If it is a very large mesh with many vertices it will require some heavy computation to check for collisions against it. even for a well optimized physics engine.
Some physics engines can support a convex hull, which will be a better approximation of the mesh’s shape. There is a short discussion about it here - Ammo.js convex mesh hull - #3 by MackeyK24
A different approach would be to collide against the bounding sphere or bounding box, depending on the mesh you are colliding against. Another one would be to separate the mesh into smaller meshes.
The reason that would work is the algorithm that is used to check for collisions. It inspects every triangle until it finds one that collides against the player. If you are “lucky” and it is one of the first triangles then it will be rather quick. but most of the time (because that’s how things are ) the colliding triangle will be deep in the positions array. now checking 100, 200, 1000 of those - that is fast and can be done every frame. but when it gets to be very big - the performance goes bad.
Of course, the best solution IMO is making your mesh more low-end friendly. But that’s not the nicest solution is a lot of cases. It really depends on your usecase.
Best approach to me is to have meshes for rendering and meshes for collision detection. Basically, build a low-res version mesh that will not be rendered but only used for collision.
If it’s a few hundred triangles, you’ll be able to use it for camera ellipse or trimesh with Ammojs.
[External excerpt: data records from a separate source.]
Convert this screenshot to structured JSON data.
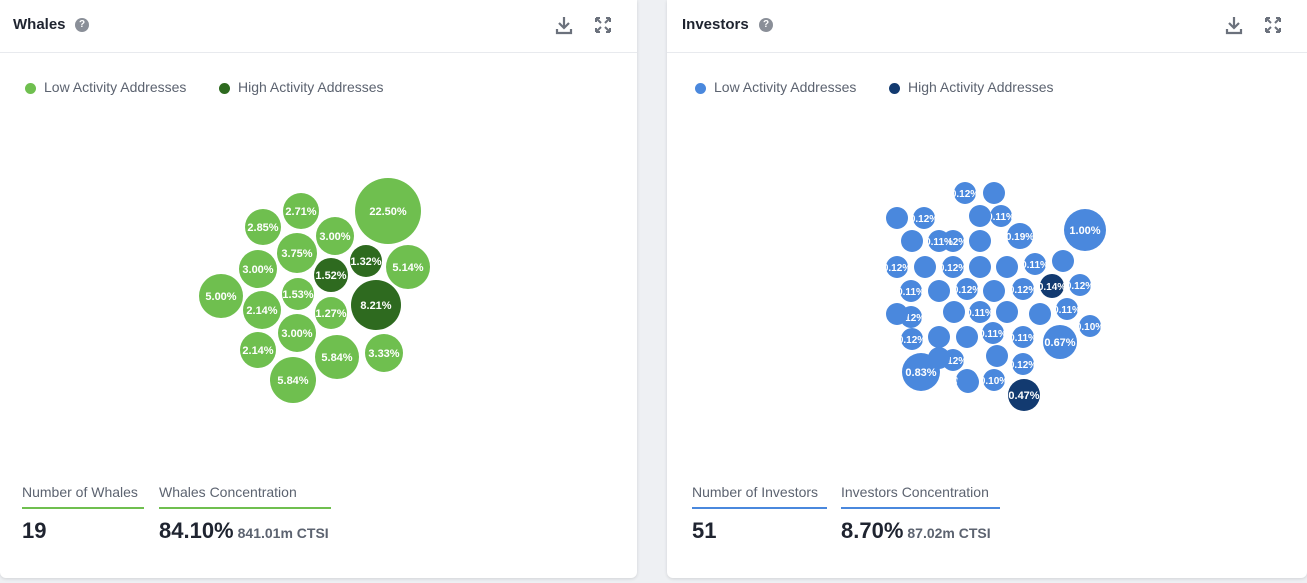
{
  "panels": {
    "whales": {
      "title": "Whales",
      "legend": {
        "low_label": "Low Activity Addresses",
        "high_label": "High Activity Addresses",
        "low_color": "#6fbf4f",
        "high_color": "#2e6a1f"
      },
      "stats": {
        "count_label": "Number of Whales",
        "count_value": "19",
        "conc_label": "Whales Concentration",
        "conc_value": "84.10%",
        "conc_sub": "841.01m CTSI"
      },
      "accent": "#6fbf4f"
    },
    "investors": {
      "title": "Investors",
      "legend": {
        "low_label": "Low Activity Addresses",
        "high_label": "High Activity Addresses",
        "low_color": "#4a88dd",
        "high_color": "#123a70"
      },
      "stats": {
        "count_label": "Number of Investors",
        "count_value": "51",
        "conc_label": "Investors Concentration",
        "conc_value": "8.70%",
        "conc_sub": "87.02m CTSI"
      },
      "accent": "#4a88dd"
    }
  },
  "chart_data": [
    {
      "type": "bubble",
      "legend_placement": "top-left",
      "series": [
        {
          "name": "Low Activity Addresses",
          "values": [
            22.5,
            5.84,
            5.84,
            5.14,
            5.0,
            3.33,
            3.0,
            3.0,
            3.0,
            2.85,
            2.71,
            2.14,
            2.14,
            1.53,
            1.27,
            3.75
          ]
        },
        {
          "name": "High Activity Addresses",
          "values": [
            8.21,
            1.52,
            1.32
          ]
        }
      ],
      "labels_low": [
        "22.50%",
        "5.84%",
        "5.84%",
        "5.14%",
        "5.00%",
        "3.33%",
        "3.00%",
        "3.00%",
        "3.00%",
        "2.85%",
        "2.71%",
        "2.14%",
        "2.14%",
        "1.53%",
        "1.27%",
        "3.75%"
      ],
      "labels_high": [
        "8.21%",
        "1.52%",
        "1.32%"
      ]
    },
    {
      "type": "bubble",
      "legend_placement": "top-left",
      "series": [
        {
          "name": "Low Activity Addresses",
          "values": [
            1.0,
            0.83,
            0.67,
            0.19,
            0.12,
            0.12,
            0.12,
            0.12,
            0.12,
            0.12,
            0.12,
            0.12,
            0.12,
            0.12,
            0.12,
            0.12,
            0.12,
            0.11,
            0.11,
            0.11,
            0.11,
            0.11,
            0.11,
            0.11,
            0.11,
            0.1,
            0.1,
            0.1,
            0.1
          ]
        },
        {
          "name": "High Activity Addresses",
          "values": [
            0.47,
            0.14
          ]
        }
      ],
      "labels_low": [
        "1.00%",
        "0.83%",
        "0.67%",
        "0.19%",
        "0.12%",
        "0.12%",
        "0.12%",
        "0.12%",
        "0.12%",
        "0.12%",
        "0.12%",
        "0.12%",
        "0.12%",
        "0.12%",
        "0.12%",
        "0.12%",
        "0.12%",
        "0.11%",
        "0.11%",
        "0.11%",
        "0.11%",
        "0.11%",
        "0.11%",
        "0.11%",
        "0.11%",
        "0.10%",
        "0.10%",
        "0.10%",
        "0.10%"
      ],
      "labels_high": [
        "0.47%",
        "0.14%"
      ],
      "unlabeled_bubbles": 20
    }
  ]
}
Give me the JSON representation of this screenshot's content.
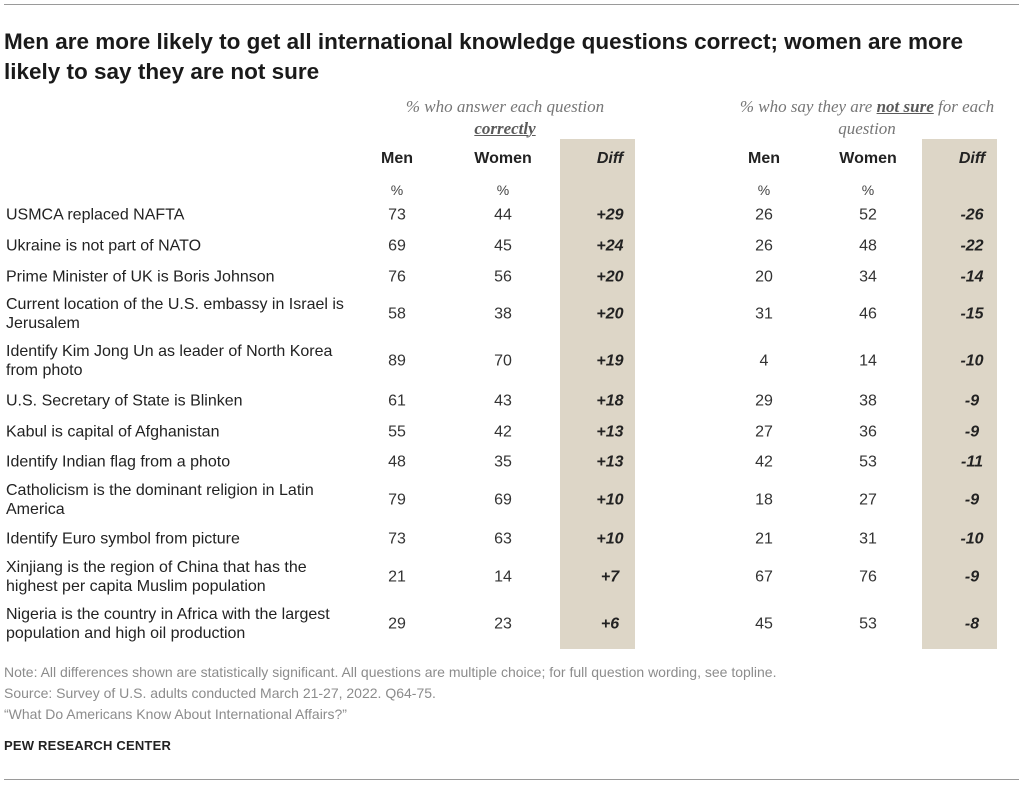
{
  "title": "Men are more likely to get all international knowledge questions correct; women are more likely to say they are not sure",
  "groups": {
    "correct": {
      "pre": "% who answer each question",
      "emph": "correctly",
      "post": ""
    },
    "notsure": {
      "pre": "% who say they are",
      "emph": "not sure",
      "post": "for each question"
    }
  },
  "columns": {
    "men": "Men",
    "women": "Women",
    "diff": "Diff",
    "pct": "%"
  },
  "chart_data": {
    "type": "table",
    "rows": [
      {
        "label": "USMCA replaced NAFTA",
        "c_men": 73,
        "c_women": 44,
        "c_diff": "+29",
        "n_men": 26,
        "n_women": 52,
        "n_diff": "-26"
      },
      {
        "label": "Ukraine is not part of NATO",
        "c_men": 69,
        "c_women": 45,
        "c_diff": "+24",
        "n_men": 26,
        "n_women": 48,
        "n_diff": "-22"
      },
      {
        "label": "Prime Minister of UK is Boris Johnson",
        "c_men": 76,
        "c_women": 56,
        "c_diff": "+20",
        "n_men": 20,
        "n_women": 34,
        "n_diff": "-14"
      },
      {
        "label": "Current location of the U.S. embassy in Israel is Jerusalem",
        "c_men": 58,
        "c_women": 38,
        "c_diff": "+20",
        "n_men": 31,
        "n_women": 46,
        "n_diff": "-15"
      },
      {
        "label": "Identify Kim Jong Un as leader of North Korea from photo",
        "c_men": 89,
        "c_women": 70,
        "c_diff": "+19",
        "n_men": 4,
        "n_women": 14,
        "n_diff": "-10"
      },
      {
        "label": "U.S. Secretary of State is Blinken",
        "c_men": 61,
        "c_women": 43,
        "c_diff": "+18",
        "n_men": 29,
        "n_women": 38,
        "n_diff": "-9"
      },
      {
        "label": "Kabul is capital of Afghanistan",
        "c_men": 55,
        "c_women": 42,
        "c_diff": "+13",
        "n_men": 27,
        "n_women": 36,
        "n_diff": "-9"
      },
      {
        "label": "Identify Indian flag from a photo",
        "c_men": 48,
        "c_women": 35,
        "c_diff": "+13",
        "n_men": 42,
        "n_women": 53,
        "n_diff": "-11"
      },
      {
        "label": "Catholicism is the dominant religion in Latin America",
        "c_men": 79,
        "c_women": 69,
        "c_diff": "+10",
        "n_men": 18,
        "n_women": 27,
        "n_diff": "-9"
      },
      {
        "label": "Identify Euro symbol from picture",
        "c_men": 73,
        "c_women": 63,
        "c_diff": "+10",
        "n_men": 21,
        "n_women": 31,
        "n_diff": "-10"
      },
      {
        "label": "Xinjiang is the region of China that has the highest per capita Muslim population",
        "c_men": 21,
        "c_women": 14,
        "c_diff": "+7",
        "n_men": 67,
        "n_women": 76,
        "n_diff": "-9"
      },
      {
        "label": "Nigeria is the country in Africa with the largest population and high oil production",
        "c_men": 29,
        "c_women": 23,
        "c_diff": "+6",
        "n_men": 45,
        "n_women": 53,
        "n_diff": "-8"
      }
    ]
  },
  "notes": {
    "note": "Note: All differences shown are statistically significant. All questions are multiple choice; for full question wording, see topline.",
    "source": "Source: Survey of U.S. adults conducted March 21-27, 2022. Q64-75.",
    "report": "“What Do Americans Know About International Affairs?”"
  },
  "org": "PEW RESEARCH CENTER",
  "colors": {
    "diff_band": "#ddd6c7",
    "rule": "#9a9a9a",
    "note_text": "#8c8c8c"
  }
}
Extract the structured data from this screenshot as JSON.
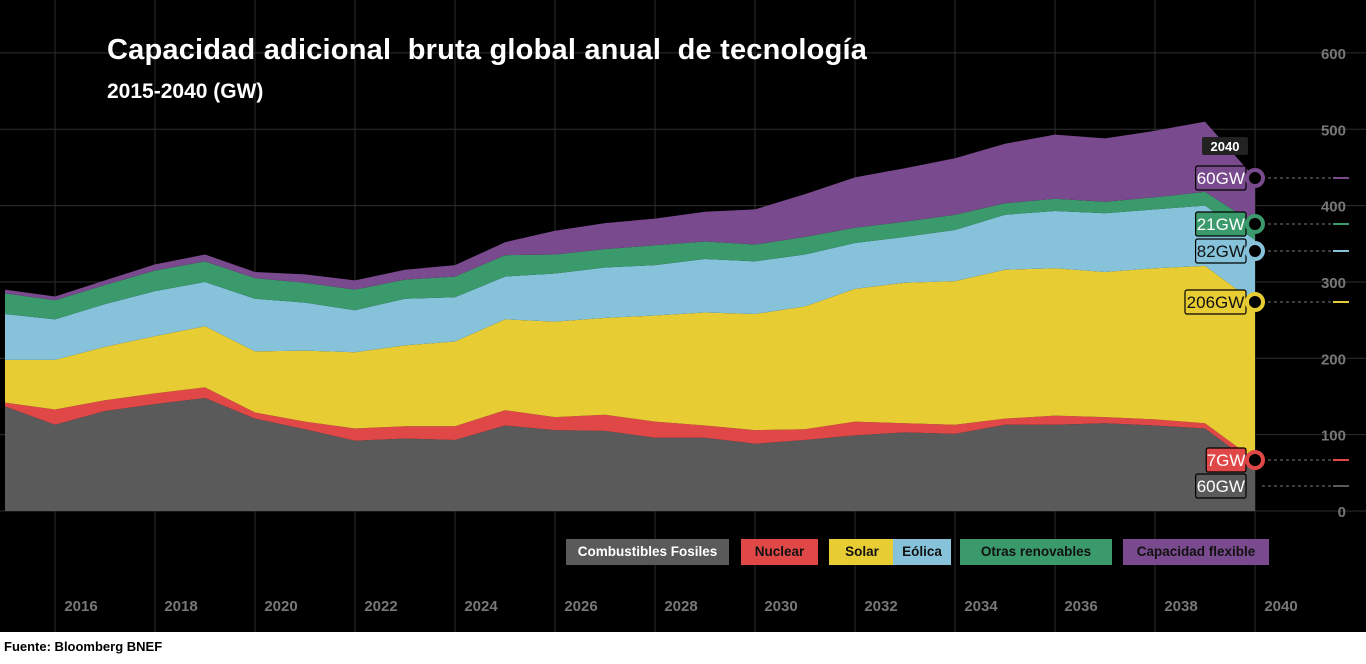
{
  "title": "Capacidad adicional  bruta global anual  de tecnología",
  "subtitle": "2015-2040 (GW)",
  "source": "Fuente: Bloomberg BNEF",
  "colors": {
    "background": "#000000",
    "grid": "#2e2e2e",
    "axis_text": "#777777"
  },
  "legend": {
    "items": [
      {
        "label": "Combustibles Fosiles",
        "color": "#5a5a5a"
      },
      {
        "label": "Nuclear",
        "color": "#e04848"
      },
      {
        "label": "Solar",
        "color": "#e8cc33"
      },
      {
        "label": "Eólica",
        "color": "#86c3db"
      },
      {
        "label": "Otras renovables",
        "color": "#3a9a6c"
      },
      {
        "label": "Capacidad flexible",
        "color": "#7a4a8e"
      }
    ]
  },
  "end_labels": {
    "year": "2040",
    "flexible": "60GW",
    "other_renewables": "21GW",
    "wind": "82GW",
    "solar": "206GW",
    "nuclear": "7GW",
    "fossil": "60GW"
  },
  "chart_data": {
    "type": "area",
    "stacked": true,
    "title": "Capacidad adicional  bruta global anual  de tecnología",
    "subtitle": "2015-2040 (GW)",
    "xlabel": "",
    "ylabel": "",
    "x": [
      2015,
      2016,
      2017,
      2018,
      2019,
      2020,
      2021,
      2022,
      2023,
      2024,
      2025,
      2026,
      2027,
      2028,
      2029,
      2030,
      2031,
      2032,
      2033,
      2034,
      2035,
      2036,
      2037,
      2038,
      2039,
      2040
    ],
    "x_ticks": [
      "2016",
      "2018",
      "2020",
      "2022",
      "2024",
      "2026",
      "2028",
      "2030",
      "2032",
      "2034",
      "2036",
      "2038",
      "2040"
    ],
    "y_ticks": [
      "0",
      "100",
      "200",
      "300",
      "400",
      "500",
      "600"
    ],
    "ylim": [
      0,
      600
    ],
    "y_axis_side": "right",
    "grid": true,
    "legend_position": "bottom-right",
    "series": [
      {
        "name": "Combustibles Fosiles",
        "color": "#5a5a5a",
        "values": [
          137,
          113,
          131,
          140,
          148,
          121,
          107,
          92,
          95,
          93,
          112,
          106,
          105,
          96,
          96,
          88,
          93,
          99,
          103,
          101,
          113,
          113,
          115,
          112,
          108,
          60
        ]
      },
      {
        "name": "Nuclear",
        "color": "#e04848",
        "values": [
          5,
          20,
          14,
          14,
          14,
          8,
          10,
          16,
          16,
          18,
          20,
          17,
          21,
          21,
          16,
          18,
          14,
          18,
          12,
          12,
          8,
          12,
          8,
          8,
          7,
          7
        ]
      },
      {
        "name": "Solar",
        "color": "#e8cc33",
        "values": [
          56,
          65,
          70,
          75,
          80,
          80,
          93,
          100,
          106,
          111,
          119,
          125,
          127,
          139,
          148,
          152,
          161,
          174,
          184,
          188,
          195,
          193,
          190,
          198,
          206,
          206
        ]
      },
      {
        "name": "Eólica",
        "color": "#86c3db",
        "values": [
          60,
          53,
          56,
          59,
          58,
          69,
          63,
          55,
          61,
          58,
          56,
          63,
          66,
          66,
          70,
          69,
          68,
          60,
          60,
          67,
          72,
          75,
          77,
          77,
          79,
          82
        ]
      },
      {
        "name": "Otras renovables",
        "color": "#3a9a6c",
        "values": [
          27,
          25,
          25,
          27,
          27,
          27,
          26,
          27,
          25,
          27,
          28,
          25,
          24,
          26,
          23,
          22,
          23,
          20,
          20,
          20,
          15,
          16,
          15,
          16,
          18,
          21
        ]
      },
      {
        "name": "Capacidad flexible",
        "color": "#7a4a8e",
        "values": [
          5,
          5,
          6,
          8,
          9,
          8,
          11,
          12,
          13,
          15,
          17,
          31,
          34,
          35,
          39,
          46,
          56,
          66,
          70,
          74,
          78,
          84,
          83,
          87,
          92,
          60
        ]
      }
    ]
  }
}
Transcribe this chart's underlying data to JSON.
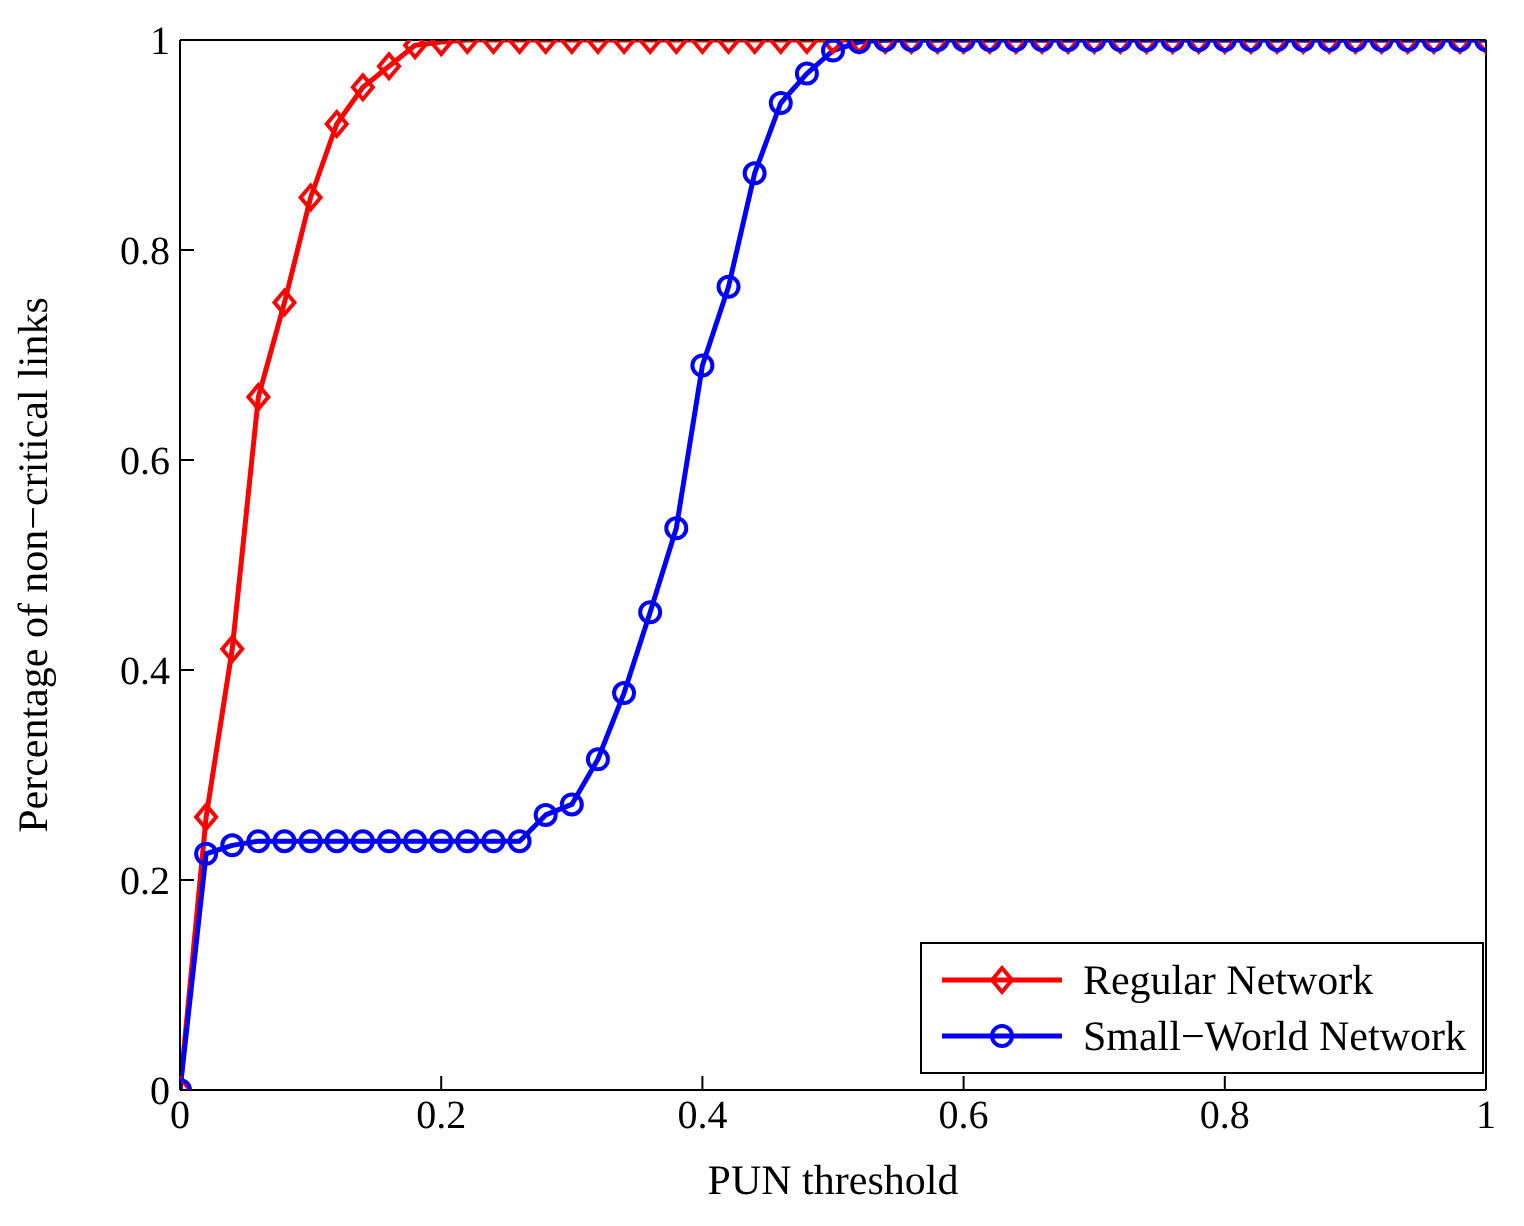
{
  "chart_data": {
    "type": "line",
    "xlabel": "PUN threshold",
    "ylabel": "Percentage of non−critical links",
    "x": [
      0,
      0.02,
      0.04,
      0.06,
      0.08,
      0.1,
      0.12,
      0.14,
      0.16,
      0.18,
      0.2,
      0.22,
      0.24,
      0.26,
      0.28,
      0.3,
      0.32,
      0.34,
      0.36,
      0.38,
      0.4,
      0.42,
      0.44,
      0.46,
      0.48,
      0.5,
      0.52,
      0.54,
      0.56,
      0.58,
      0.6,
      0.62,
      0.64,
      0.66,
      0.68,
      0.7,
      0.72,
      0.74,
      0.76,
      0.78,
      0.8,
      0.82,
      0.84,
      0.86,
      0.88,
      0.9,
      0.92,
      0.94,
      0.96,
      0.98,
      1
    ],
    "series": [
      {
        "name": "Regular Network",
        "color": "#ff0000",
        "marker": "diamond",
        "values": [
          0,
          0.26,
          0.42,
          0.66,
          0.75,
          0.85,
          0.92,
          0.955,
          0.975,
          0.995,
          0.998,
          1,
          1,
          1,
          1,
          1,
          1,
          1,
          1,
          1,
          1,
          1,
          1,
          1,
          1,
          1,
          1,
          1,
          1,
          1,
          1,
          1,
          1,
          1,
          1,
          1,
          1,
          1,
          1,
          1,
          1,
          1,
          1,
          1,
          1,
          1,
          1,
          1,
          1,
          1,
          1
        ]
      },
      {
        "name": "Small−World Network",
        "color": "#0000ff",
        "marker": "circle",
        "values": [
          0,
          0.225,
          0.233,
          0.237,
          0.237,
          0.237,
          0.237,
          0.237,
          0.237,
          0.237,
          0.237,
          0.237,
          0.237,
          0.237,
          0.262,
          0.272,
          0.315,
          0.378,
          0.455,
          0.535,
          0.69,
          0.765,
          0.873,
          0.94,
          0.968,
          0.99,
          0.998,
          1,
          1,
          1,
          1,
          1,
          1,
          1,
          1,
          1,
          1,
          1,
          1,
          1,
          1,
          1,
          1,
          1,
          1,
          1,
          1,
          1,
          1,
          1,
          1
        ]
      }
    ],
    "xlim": [
      0,
      1
    ],
    "xticks": [
      0,
      0.2,
      0.4,
      0.6,
      0.8,
      1
    ],
    "ylim": [
      0,
      1
    ],
    "yticks": [
      0,
      0.2,
      0.4,
      0.6,
      0.8,
      1
    ],
    "grid": false,
    "legend": "bottom right",
    "line_style": "solid"
  }
}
Maybe you can try to use a convex hull with Ammo from your rendered geometry but I think it will be counter productive to convert a geometry that big at load time. Moreover, it will be convex so a lot of detail will be missing. Making it look more like a box.
So, I’ll all for a simplified geometry!
As I understand it, this is a general approach for creating impostors for large geometry. That is, this approach is not exclusively for babylon or for browser based 3D?
Correct! It’s one of the core concepts of realtime rendering/games. Like voxelizing a scene to do global illumation computation. Or using triangles to render continuous surfaces. Use a simpler representation to do fast computation. It won’t be exact but close and good enough.
If we look into the future, to theorize… What are the possible solutions to the problem of large impostors for large geometry? Is anything being done in the world for this, and if so, what? Is it possible to read about it somewhere?
Or does it all ultimately come down to increasing the performance of computers?
Hard to tell. Maybe in the future meshes will be ahiearchy of signed distance field with a raymarching for rendering and SDF for collision detection…or not
No need to bet on distant future for today’s software.
For now, a bounding volume hierarchy and simple primitives or trimesh seems fine.
If you mean Auto LOD, then it works very slowly on such large meshes. In addition, for certain reasons, I cannot reduce the number of vertices in the mesh or change them in any way. Even if the mesh can be optimized manually and automatically, this cannot be done.